Quelles sont les séquelles qui peuvent toucher l’enfant ?

Tout dépend de la situation : quand il y a un lien entre l’enfant et la personne qui l’enlève, ça peut être moins traumatisant, s’il n’y a pas de violence. J’ai suivi des enfants qui avaient l’impression d’être partis en vacances, même s’ils sentaient que quelque chose n’allait pas. Mais chez un enfant, cet événement va rester, ça va le marquer, il va se construire avec. Certains se posent des questions identitaires : « qui je suis ? », des questions sur la séparation, l’abandon, la culpabilité aussi car ils sentent bien qu’ils sont les objets du déchirement familial. C’est pour ça qu’il faut les mettre en contact avec des professionnels, qui vont remettre en route la machine à penser, bloquée par le traumatisme.

Comment se prépare le retour à la « vie normale » après l’enlèvement ?

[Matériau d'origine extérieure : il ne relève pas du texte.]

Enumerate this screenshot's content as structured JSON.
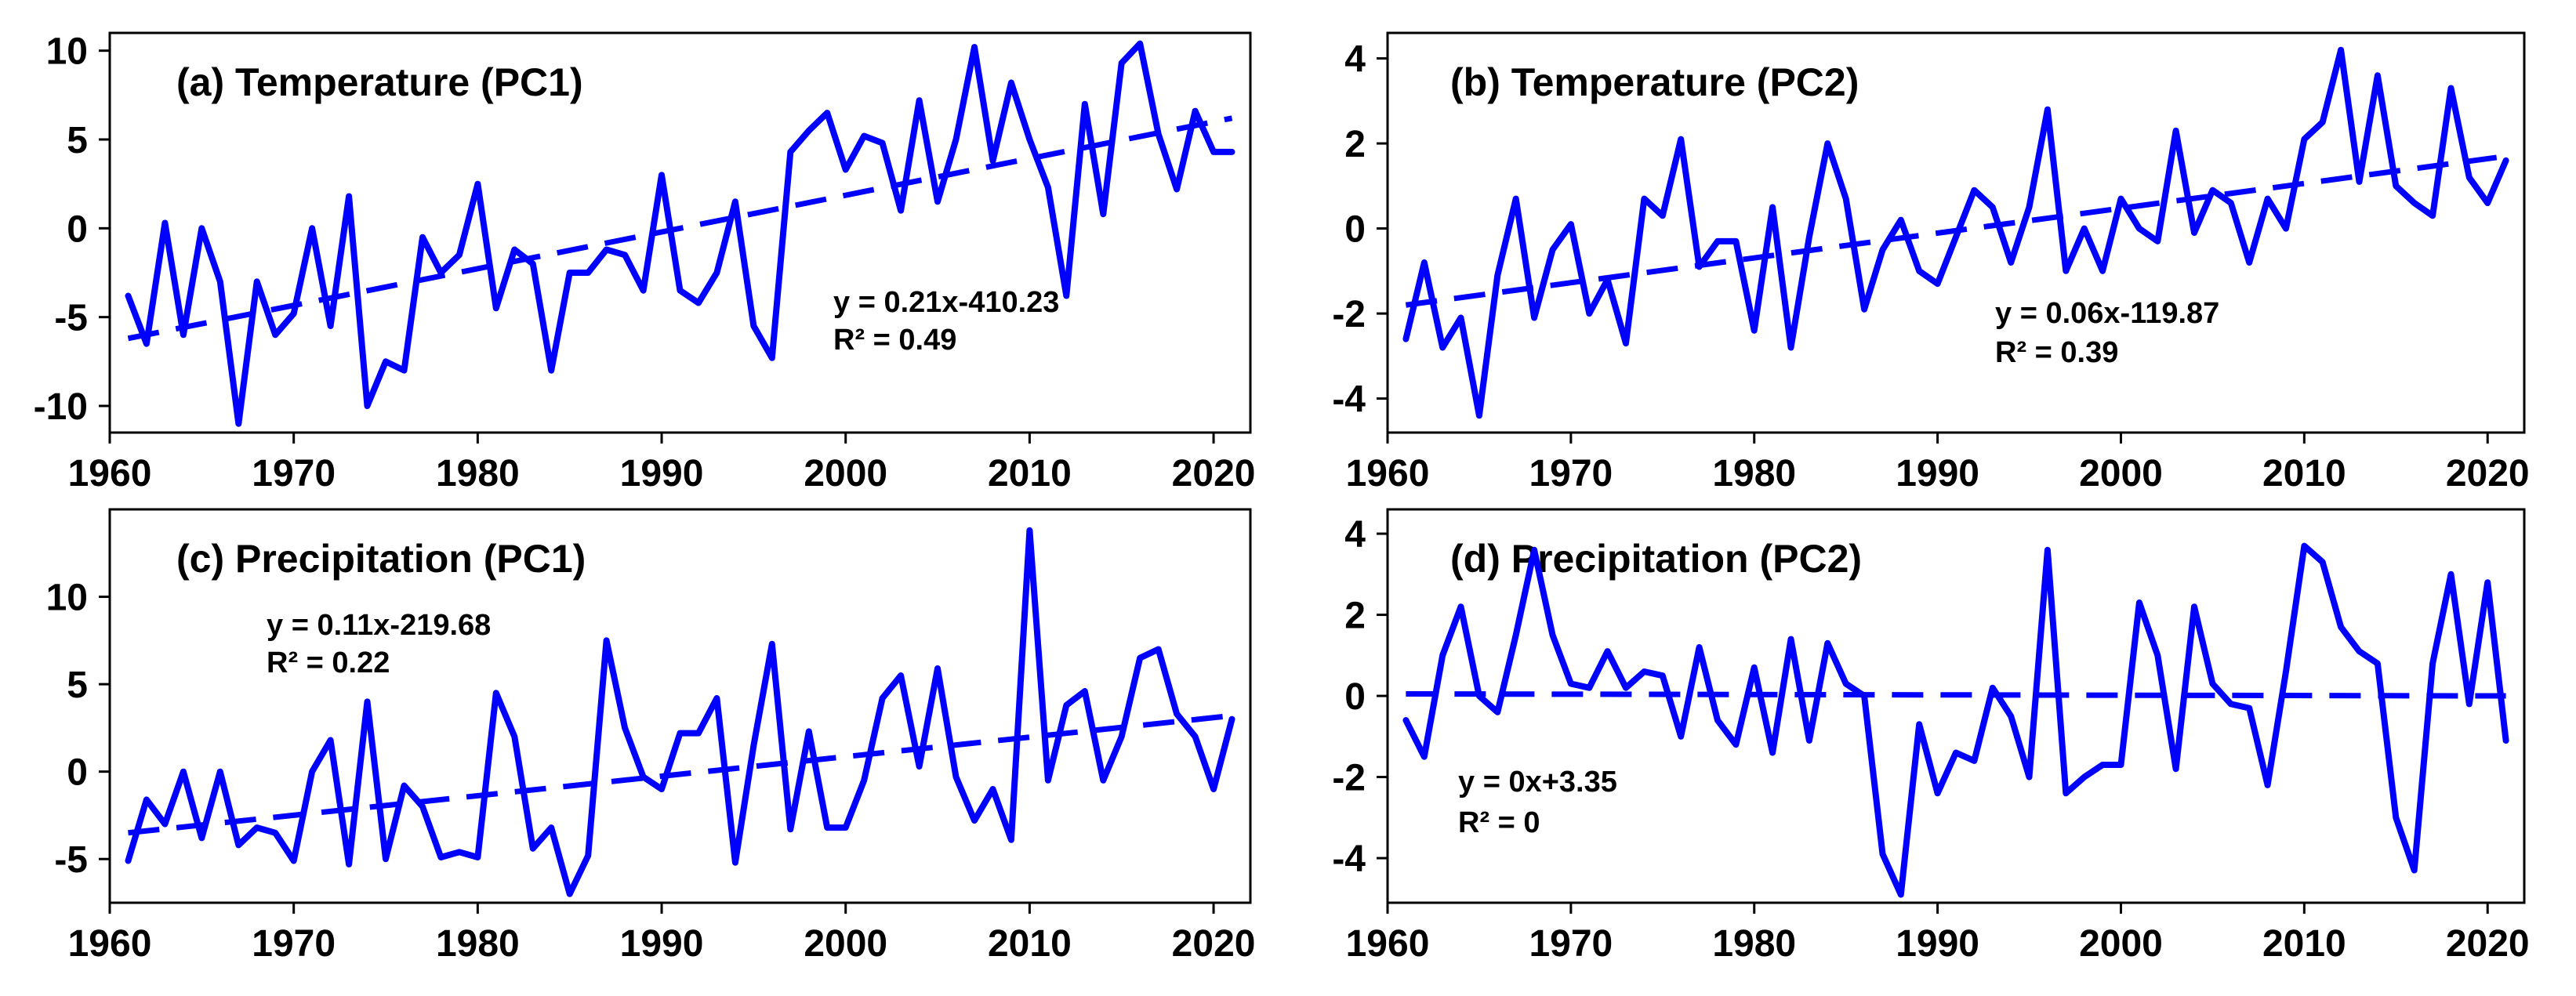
{
  "figure": {
    "background": "#ffffff",
    "series_color": "#0000ff"
  },
  "chart_data": [
    {
      "type": "line",
      "panel": "a",
      "title": "(a) Temperature (PC1)",
      "xlabel": "",
      "ylabel": "",
      "xlim": [
        1960,
        2022
      ],
      "ylim": [
        -11.5,
        11
      ],
      "xticks": [
        1960,
        1970,
        1980,
        1990,
        2000,
        2010,
        2020
      ],
      "yticks": [
        -10,
        -5,
        0,
        5,
        10
      ],
      "x": [
        1961,
        1962,
        1963,
        1964,
        1965,
        1966,
        1967,
        1968,
        1969,
        1970,
        1971,
        1972,
        1973,
        1974,
        1975,
        1976,
        1977,
        1978,
        1979,
        1980,
        1981,
        1982,
        1983,
        1984,
        1985,
        1986,
        1987,
        1988,
        1989,
        1990,
        1991,
        1992,
        1993,
        1994,
        1995,
        1996,
        1997,
        1998,
        1999,
        2000,
        2001,
        2002,
        2003,
        2004,
        2005,
        2006,
        2007,
        2008,
        2009,
        2010,
        2011,
        2012,
        2013,
        2014,
        2015,
        2016,
        2017,
        2018,
        2019,
        2020,
        2021
      ],
      "values": [
        -3.8,
        -6.5,
        0.3,
        -6.0,
        0.0,
        -3.0,
        -11.0,
        -3.0,
        -6.0,
        -4.8,
        0.0,
        -5.5,
        1.8,
        -10.0,
        -7.5,
        -8.0,
        -0.5,
        -2.5,
        -1.5,
        2.5,
        -4.5,
        -1.2,
        -2.0,
        -8.0,
        -2.5,
        -2.5,
        -1.2,
        -1.5,
        -3.5,
        3.0,
        -3.5,
        -4.2,
        -2.5,
        1.5,
        -5.5,
        -7.3,
        4.3,
        5.5,
        6.5,
        3.3,
        5.2,
        4.8,
        1.0,
        7.2,
        1.5,
        5.0,
        10.2,
        3.8,
        8.2,
        5.0,
        2.3,
        -3.8,
        7.0,
        0.8,
        9.3,
        10.4,
        5.3,
        2.2,
        6.6,
        4.3,
        4.3
      ],
      "trend": {
        "slope": 0.21,
        "intercept": -410.23,
        "x": [
          1961,
          2021
        ],
        "y": [
          -6.2,
          6.2
        ]
      },
      "equation": "y = 0.21x-410.23",
      "r2": "R² = 0.49"
    },
    {
      "type": "line",
      "panel": "b",
      "title": "(b) Temperature (PC2)",
      "xlabel": "",
      "ylabel": "",
      "xlim": [
        1960,
        2022
      ],
      "ylim": [
        -4.8,
        4.6
      ],
      "xticks": [
        1960,
        1970,
        1980,
        1990,
        2000,
        2010,
        2020
      ],
      "yticks": [
        -4,
        -2,
        0,
        2,
        4
      ],
      "x": [
        1961,
        1962,
        1963,
        1964,
        1965,
        1966,
        1967,
        1968,
        1969,
        1970,
        1971,
        1972,
        1973,
        1974,
        1975,
        1976,
        1977,
        1978,
        1979,
        1980,
        1981,
        1982,
        1983,
        1984,
        1985,
        1986,
        1987,
        1988,
        1989,
        1990,
        1991,
        1992,
        1993,
        1994,
        1995,
        1996,
        1997,
        1998,
        1999,
        2000,
        2001,
        2002,
        2003,
        2004,
        2005,
        2006,
        2007,
        2008,
        2009,
        2010,
        2011,
        2012,
        2013,
        2014,
        2015,
        2016,
        2017,
        2018,
        2019,
        2020,
        2021
      ],
      "values": [
        -2.6,
        -0.8,
        -2.8,
        -2.1,
        -4.4,
        -1.1,
        0.7,
        -2.1,
        -0.5,
        0.1,
        -2.0,
        -1.2,
        -2.7,
        0.7,
        0.3,
        2.1,
        -0.9,
        -0.3,
        -0.3,
        -2.4,
        0.5,
        -2.8,
        -0.2,
        2.0,
        0.7,
        -1.9,
        -0.5,
        0.2,
        -1.0,
        -1.3,
        -0.2,
        0.9,
        0.5,
        -0.8,
        0.5,
        2.8,
        -1.0,
        0.0,
        -1.0,
        0.7,
        0.0,
        -0.3,
        2.3,
        -0.1,
        0.9,
        0.6,
        -0.8,
        0.7,
        0.0,
        2.1,
        2.5,
        4.2,
        1.1,
        3.6,
        1.0,
        0.6,
        0.3,
        3.3,
        1.2,
        0.6,
        1.6
      ],
      "trend": {
        "slope": 0.06,
        "intercept": -119.87,
        "x": [
          1961,
          2021
        ],
        "y": [
          -1.8,
          1.7
        ]
      },
      "equation": "y = 0.06x-119.87",
      "r2": "R² = 0.39"
    },
    {
      "type": "line",
      "panel": "c",
      "title": "(c) Precipitation (PC1)",
      "xlabel": "",
      "ylabel": "",
      "xlim": [
        1960,
        2022
      ],
      "ylim": [
        -7.5,
        15
      ],
      "xticks": [
        1960,
        1970,
        1980,
        1990,
        2000,
        2010,
        2020
      ],
      "yticks": [
        -5,
        0,
        5,
        10
      ],
      "x": [
        1961,
        1962,
        1963,
        1964,
        1965,
        1966,
        1967,
        1968,
        1969,
        1970,
        1971,
        1972,
        1973,
        1974,
        1975,
        1976,
        1977,
        1978,
        1979,
        1980,
        1981,
        1982,
        1983,
        1984,
        1985,
        1986,
        1987,
        1988,
        1989,
        1990,
        1991,
        1992,
        1993,
        1994,
        1995,
        1996,
        1997,
        1998,
        1999,
        2000,
        2001,
        2002,
        2003,
        2004,
        2005,
        2006,
        2007,
        2008,
        2009,
        2010,
        2011,
        2012,
        2013,
        2014,
        2015,
        2016,
        2017,
        2018,
        2019,
        2020,
        2021
      ],
      "values": [
        -5.1,
        -1.6,
        -3.0,
        0.0,
        -3.8,
        0.0,
        -4.2,
        -3.2,
        -3.5,
        -5.1,
        0.0,
        1.8,
        -5.3,
        4.0,
        -5.0,
        -0.8,
        -2.0,
        -4.9,
        -4.6,
        -4.9,
        4.5,
        2.0,
        -4.4,
        -3.2,
        -7.0,
        -4.8,
        7.5,
        2.5,
        -0.3,
        -1.0,
        2.2,
        2.2,
        4.2,
        -5.2,
        1.5,
        7.3,
        -3.3,
        2.3,
        -3.2,
        -3.2,
        -0.5,
        4.2,
        5.5,
        0.3,
        5.9,
        -0.3,
        -2.8,
        -1.0,
        -3.9,
        13.8,
        -0.5,
        3.8,
        4.6,
        -0.5,
        2.0,
        6.5,
        7.0,
        3.3,
        2.0,
        -1.0,
        3.0
      ],
      "trend": {
        "slope": 0.11,
        "intercept": -219.68,
        "x": [
          1961,
          2021
        ],
        "y": [
          -3.5,
          3.2
        ]
      },
      "equation": "y = 0.11x-219.68",
      "r2": "R² = 0.22"
    },
    {
      "type": "line",
      "panel": "d",
      "title": "(d) Precipitation (PC2)",
      "xlabel": "",
      "ylabel": "",
      "xlim": [
        1960,
        2022
      ],
      "ylim": [
        -5.1,
        4.6
      ],
      "xticks": [
        1960,
        1970,
        1980,
        1990,
        2000,
        2010,
        2020
      ],
      "yticks": [
        -4,
        -2,
        0,
        2,
        4
      ],
      "x": [
        1961,
        1962,
        1963,
        1964,
        1965,
        1966,
        1967,
        1968,
        1969,
        1970,
        1971,
        1972,
        1973,
        1974,
        1975,
        1976,
        1977,
        1978,
        1979,
        1980,
        1981,
        1982,
        1983,
        1984,
        1985,
        1986,
        1987,
        1988,
        1989,
        1990,
        1991,
        1992,
        1993,
        1994,
        1995,
        1996,
        1997,
        1998,
        1999,
        2000,
        2001,
        2002,
        2003,
        2004,
        2005,
        2006,
        2007,
        2008,
        2009,
        2010,
        2011,
        2012,
        2013,
        2014,
        2015,
        2016,
        2017,
        2018,
        2019,
        2020,
        2021
      ],
      "values": [
        -0.6,
        -1.5,
        1.0,
        2.2,
        0.0,
        -0.4,
        1.5,
        3.6,
        1.5,
        0.3,
        0.2,
        1.1,
        0.2,
        0.6,
        0.5,
        -1.0,
        1.2,
        -0.6,
        -1.2,
        0.7,
        -1.4,
        1.4,
        -1.1,
        1.3,
        0.3,
        0.0,
        -3.9,
        -4.9,
        -0.7,
        -2.4,
        -1.4,
        -1.6,
        0.2,
        -0.5,
        -2.0,
        3.6,
        -2.4,
        -2.0,
        -1.7,
        -1.7,
        2.3,
        1.0,
        -1.8,
        2.2,
        0.3,
        -0.2,
        -0.3,
        -2.2,
        0.6,
        3.7,
        3.3,
        1.7,
        1.1,
        0.8,
        -3.0,
        -4.3,
        0.8,
        3.0,
        -0.2,
        2.8,
        -1.1
      ],
      "trend": {
        "slope": 0,
        "intercept": 3.35,
        "x": [
          1961,
          2021
        ],
        "y": [
          0.05,
          0.0
        ]
      },
      "equation": "y = 0x+3.35",
      "r2": "R² = 0"
    }
  ]
}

En amont, on travaille avec le parent victime pour réfléchir au retour de l’enfant, savoir comment l’accueillir. On parle aussi de la question du manque. Souvent le parent idéalise ce retour, le rêve. Et en même temps il y a une appréhension : est-ce que ce sera comme avant ou pas ? Va-t-il me reconnaître ? Le parent et l’enfant ont besoin de temps pour se retrouver. Ensuite, on essaie de réunir les enfants en groupes et d’évoquer tout ça par des dessins, des cartes, du théâtre. On évoque aussi le parent fautif, qui reste malgré tout un parent. Il ne faut pas couper le lien mais le faire exister dans le discours, sans être sans arrêt dans la négativité.